Recovering visitors from my old wordpress blog

This is a sort of meta-question, and maybe it should be asked elsewhere. Since moving from wordpress to Hugo, I’ve also changed the site URL. Initially it was simply https://numbersandshapes.net; now it’s https://blog.numbersandshapes.net. The original URL returns a “404 page not found” error. In fact, there’s really no way to get to my hugo site unless you know where it is. This means that currently I’m writing for an audience of one (me), which is stupid.

I’m wondering if I should set up some sort of site redirect, or maybe a nice homepage which includes a link to the blog… how do folk here manage? How do you encourage people to visit your site? Note that back in my old wordpress days I had something like 250,000 visitors; it’d be nice to see them again!
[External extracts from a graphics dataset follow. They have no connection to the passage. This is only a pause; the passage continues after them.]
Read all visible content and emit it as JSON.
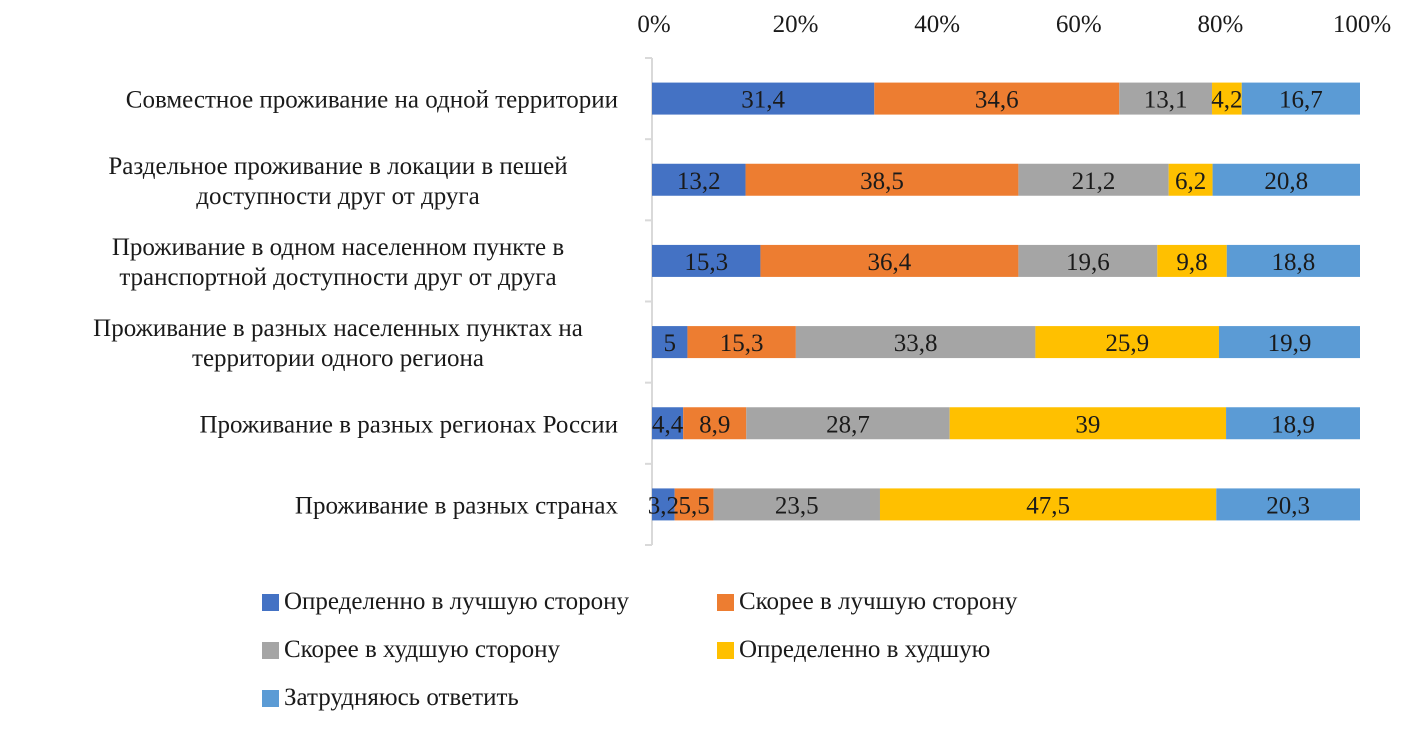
{
  "chart_data": {
    "type": "bar",
    "orientation": "horizontal",
    "stacked": "percent",
    "title": "",
    "xlabel": "",
    "ylabel": "",
    "xlim": [
      0,
      100
    ],
    "x_ticks": [
      "0%",
      "20%",
      "40%",
      "60%",
      "80%",
      "100%"
    ],
    "x_axis_position": "top",
    "grid": false,
    "legend_position": "bottom",
    "categories": [
      "Совместное проживание на одной территории",
      "Раздельное проживание в локации в пешей доступности друг от друга",
      "Проживание в одном населенном пункте в транспортной доступности друг от друга",
      "Проживание в разных населенных пунктах на территории одного региона",
      "Проживание в разных регионах России",
      "Проживание в разных странах"
    ],
    "category_label_lines": [
      [
        "Совместное проживание на одной территории"
      ],
      [
        "Раздельное проживание в локации в пешей",
        "доступности друг от друга"
      ],
      [
        "Проживание в одном населенном пункте в",
        "транспортной доступности друг от друга"
      ],
      [
        "Проживание в разных населенных пунктах на",
        "территории одного региона"
      ],
      [
        "Проживание в разных регионах России"
      ],
      [
        "Проживание в разных странах"
      ]
    ],
    "series": [
      {
        "name": "Определенно в лучшую сторону",
        "color": "#4472c4",
        "values": [
          31.4,
          13.2,
          15.3,
          5,
          4.4,
          3.2
        ],
        "labels": [
          "31,4",
          "13,2",
          "15,3",
          "5",
          "4,4",
          "3,2"
        ]
      },
      {
        "name": "Скорее в лучшую сторону",
        "color": "#ed7d31",
        "values": [
          34.6,
          38.5,
          36.4,
          15.3,
          8.9,
          5.5
        ],
        "labels": [
          "34,6",
          "38,5",
          "36,4",
          "15,3",
          "8,9",
          "5,5"
        ]
      },
      {
        "name": "Скорее в худшую сторону",
        "color": "#a5a5a5",
        "values": [
          13.1,
          21.2,
          19.6,
          33.8,
          28.7,
          23.5
        ],
        "labels": [
          "13,1",
          "21,2",
          "19,6",
          "33,8",
          "28,7",
          "23,5"
        ]
      },
      {
        "name": "Определенно в худшую",
        "color": "#ffc000",
        "values": [
          4.2,
          6.2,
          9.8,
          25.9,
          39,
          47.5
        ],
        "labels": [
          "4,2",
          "6,2",
          "9,8",
          "25,9",
          "39",
          "47,5"
        ]
      },
      {
        "name": "Затрудняюсь ответить",
        "color": "#5b9bd5",
        "values": [
          16.7,
          20.8,
          18.8,
          19.9,
          18.9,
          20.3
        ],
        "labels": [
          "16,7",
          "20,8",
          "18,8",
          "19,9",
          "18,9",
          "20,3"
        ]
      }
    ]
  }
}
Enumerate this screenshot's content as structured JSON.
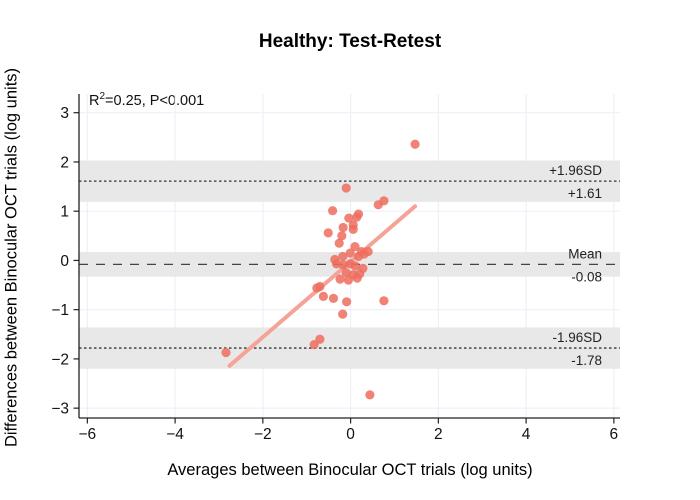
{
  "figure": {
    "title": "Healthy: Test-Retest",
    "annotation": {
      "base": "R",
      "sup": "2",
      "rest": "=0.25, P<0.001"
    },
    "xlabel": "Averages between Binocular OCT trials (log units)",
    "ylabel": "Differences between Binocular OCT trials (log units)"
  },
  "chart_data": {
    "type": "scatter",
    "title": "Healthy: Test-Retest",
    "xlabel": "Averages between Binocular OCT trials (log units)",
    "ylabel": "Differences between Binocular OCT trials (log units)",
    "annotation": "R^2=0.25, P<0.001",
    "xlim": [
      -6.19,
      6.14
    ],
    "ylim": [
      -3.2,
      3.38
    ],
    "grid": true,
    "xticks": {
      "values": [
        -6,
        -4,
        -2,
        0,
        2,
        4,
        6
      ],
      "labels": [
        "−6",
        "−4",
        "−2",
        "0",
        "2",
        "4",
        "6"
      ]
    },
    "yticks": {
      "values": [
        -3,
        -2,
        -1,
        0,
        1,
        2,
        3
      ],
      "labels": [
        "−3",
        "−2",
        "−1",
        "0",
        "1",
        "2",
        "3"
      ]
    },
    "reference_lines": [
      {
        "name": "upper-loa",
        "value": 1.61,
        "style": "dotted",
        "band": [
          1.19,
          2.03
        ],
        "label_above": "+1.96SD",
        "label_below": "+1.61"
      },
      {
        "name": "mean",
        "value": -0.08,
        "style": "dashed",
        "band": [
          -0.33,
          0.17
        ],
        "label_above": "Mean",
        "label_below": "-0.08"
      },
      {
        "name": "lower-loa",
        "value": -1.78,
        "style": "dotted",
        "band": [
          -2.2,
          -1.36
        ],
        "label_above": "-1.96SD",
        "label_below": "-1.78"
      }
    ],
    "regression_line": {
      "x1": -2.76,
      "y1": -2.14,
      "x2": 1.47,
      "y2": 1.1
    },
    "points": [
      [
        1.47,
        2.36
      ],
      [
        -0.1,
        1.47
      ],
      [
        0.63,
        1.13
      ],
      [
        0.76,
        1.21
      ],
      [
        -0.41,
        1.01
      ],
      [
        0.18,
        0.94
      ],
      [
        0.14,
        0.88
      ],
      [
        -0.04,
        0.86
      ],
      [
        0.06,
        0.72
      ],
      [
        -0.17,
        0.67
      ],
      [
        0.06,
        0.63
      ],
      [
        -0.51,
        0.56
      ],
      [
        -0.2,
        0.5
      ],
      [
        -0.26,
        0.35
      ],
      [
        0.1,
        0.28
      ],
      [
        0.25,
        0.18
      ],
      [
        0.4,
        0.18
      ],
      [
        -0.01,
        0.15
      ],
      [
        0.31,
        0.13
      ],
      [
        -0.18,
        0.08
      ],
      [
        0.18,
        0.08
      ],
      [
        -0.36,
        0.02
      ],
      [
        -0.32,
        -0.07
      ],
      [
        -0.01,
        -0.07
      ],
      [
        -0.17,
        -0.09
      ],
      [
        0.1,
        -0.11
      ],
      [
        0.28,
        -0.16
      ],
      [
        -0.1,
        -0.25
      ],
      [
        0.06,
        -0.29
      ],
      [
        0.21,
        -0.27
      ],
      [
        -0.24,
        -0.38
      ],
      [
        -0.05,
        -0.4
      ],
      [
        0.15,
        -0.36
      ],
      [
        -0.7,
        -0.53
      ],
      [
        -0.77,
        -0.56
      ],
      [
        -0.62,
        -0.73
      ],
      [
        -0.39,
        -0.77
      ],
      [
        -0.09,
        -0.84
      ],
      [
        0.76,
        -0.82
      ],
      [
        -0.18,
        -1.09
      ],
      [
        -0.83,
        -1.71
      ],
      [
        -0.7,
        -1.6
      ],
      [
        -2.84,
        -1.87
      ],
      [
        0.44,
        -2.73
      ]
    ],
    "colors": {
      "point": "#ed6d5e",
      "regression_line": "#f5a398",
      "band": "#e8e8e9",
      "grid": "#eef0f8",
      "axis": "#222222",
      "ref_line_dashed": "#444444",
      "ref_line_dotted": "#333333",
      "tick_label": "#111111",
      "band_label": "#222222"
    },
    "legend": null
  }
}
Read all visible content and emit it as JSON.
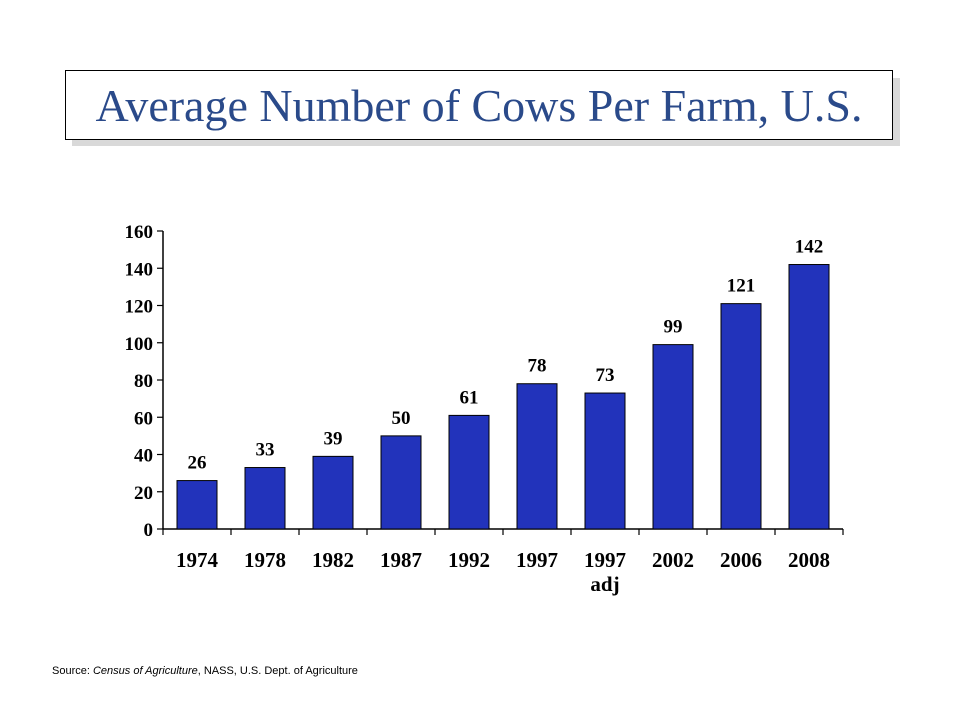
{
  "title": "Average Number of Cows Per Farm, U.S.",
  "source": {
    "prefix": "Source: ",
    "italic": "Census of Agriculture",
    "suffix": ", NASS,  U.S.  Dept.  of Agriculture"
  },
  "colors": {
    "title": "#2a4a8a",
    "bar": "#2233bb",
    "bar_outline": "#000000"
  },
  "chart_data": {
    "type": "bar",
    "categories": [
      "1974",
      "1978",
      "1982",
      "1987",
      "1992",
      "1997",
      "1997\nadj",
      "2002",
      "2006",
      "2008"
    ],
    "values": [
      26,
      33,
      39,
      50,
      61,
      78,
      73,
      99,
      121,
      142
    ],
    "data_labels": [
      "26",
      "33",
      "39",
      "50",
      "61",
      "78",
      "73",
      "99",
      "121",
      "142"
    ],
    "yticks": [
      0,
      20,
      40,
      60,
      80,
      100,
      120,
      140,
      160
    ],
    "ylim": [
      0,
      160
    ],
    "title": "Average Number of Cows Per Farm, U.S.",
    "xlabel": "",
    "ylabel": "",
    "grid": false,
    "legend": "none"
  }
}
Hi there – where are you hosting your site?

You could setup a 301 redirect, which would redirect visitors from your old URL to your new one.

How you do this depends on where you’re hosting as @zwbetz says above, or more specifically, what web server the host is using. You can easily make a simple Hugo site to host on your bare domain which has a link, if you like that style (might be good because you can tell people on the top page to re-bookmark), or, if you’re using Apache for instance, you could just host an .htaccess file in the root of that bare domain site to do the 301 redirect automatically.

I keep a .htaccess file with redirects inside for the URLs that changed since I moved my blog a few times over the 10+ years I’m running it. It’s not just your existing visitors you’re losing, but also Google and the hard-won search ranking you had.

If you’re on Apache – which is the most common web server – then you’ll want to use its RedirectMatch directive:

RedirectMatch permanent "(.*)" "https://blog.numbersandshapes.net/$1"

The permanent bit tells all clients (most importantly, Google) that the URL changed permanently and everyone should update their indexes and bookmarks.

I would also go through the rest of your content and see what other URLs might have changed. Your 404 error log will be of help – see what pages trigger the errors. Sometimes and old engine will use and underscore _ in a URL where Hugo will use a dash - etc. Then add more Redirect and RedirectMatch rules to your .htaccess.

If you need more complex rules, ie. parsing a query string, then you’ll need to use mod_rewrite, for which Apache has a convenient guide.